Dans un premier temps, cette plateforme permettra d’organiser les files d’attente et de classer les patients selon la gravité de leurs cas, ainsi que de numériser leur parcours au sein des services d’urgence. Selon M. Messaoudi, les médecins pourront solliciter des examens ou des actes médicaux par voie électronique et recevoir les résultats via la plateforme. De plus, il sera possible de numériser les prescriptions et ordonnances médicales. Une seconde phase de ce projet portera sur l’intégration du dossier médical électronique dans les services de santé.
Pour soutenir cette initiative, un système sera développé dans la plupart des établissements de santé, accompagné de la création d’un réseau local (LAN) pour connecter tous les services de santé au sein de chaque établissement.
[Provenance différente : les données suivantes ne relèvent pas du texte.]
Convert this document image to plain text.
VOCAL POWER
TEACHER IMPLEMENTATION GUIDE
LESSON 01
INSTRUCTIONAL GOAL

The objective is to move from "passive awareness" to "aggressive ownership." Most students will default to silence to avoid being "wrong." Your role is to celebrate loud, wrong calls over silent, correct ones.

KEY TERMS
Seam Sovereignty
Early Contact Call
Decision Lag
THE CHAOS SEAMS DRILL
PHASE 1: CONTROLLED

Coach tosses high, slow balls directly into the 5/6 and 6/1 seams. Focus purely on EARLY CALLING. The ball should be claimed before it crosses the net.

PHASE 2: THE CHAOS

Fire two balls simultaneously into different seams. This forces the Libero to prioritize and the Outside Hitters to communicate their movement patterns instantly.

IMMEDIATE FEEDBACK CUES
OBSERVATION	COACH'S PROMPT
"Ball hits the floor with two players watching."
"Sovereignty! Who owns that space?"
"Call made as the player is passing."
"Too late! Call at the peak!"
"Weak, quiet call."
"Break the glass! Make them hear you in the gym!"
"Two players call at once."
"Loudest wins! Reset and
M. Messaoudi a également annoncé des sessions de formation hebdomadaires sur l’utilisation de ce dossier médical électronique, organisées via la plateforme Zoom, afin d’accompagner les établissements dans la mise en œuvre du système.
Un forum et un espace numérique seront également créés pour permettre aux professionnels de la santé d’échanger leurs expertises et suggestions en vue d’améliorer ces nouvelles plateformes. La transformation numérique vise à renforcer la transparence, à faciliter l’accès à l’information et à améliorer la qualité des services offerts aux citoyens.
Dans le cadre de cette numérisation, l’administration centrale a pour objectif d’optimiser la gestion des ressources sanitaires, de renforcer le contrôle des établissements de santé et de créer une base de données capable de soutenir des décisions rapides et éclairées. M. Messaoudi a mentionné que 40 plateformes numériques sont déjà hébergées dans un data center moderne au ministère de la Santé, permettant la gestion à distance des rendez-vous et du parcours des patients dans les hôpitaux et polycliniques, ainsi que la numérisation des services de radiothérapie et de vaccination.
Il a également précisé que de nouvelles plateformes continueront d’être mises en place progressivement, avec le lancement prévu d’une plateforme pour la gestion des archives administratives et médicales d’ici la fin de l’année. Ce projet sera basé sur l’expérience réussie d’un pilote mené à l’hôpital Mustapha Pacha.
Concernant la cybersécurité des données médicales, M. Messaoudi a indiqué qu’un ensemble de mesures préventives a été instauré, notamment l’hébergement des plateformes sur des serveurs internes au data center du ministère et la collaboration avec des services spécialisés pour protéger les systèmes informatiques du secteur.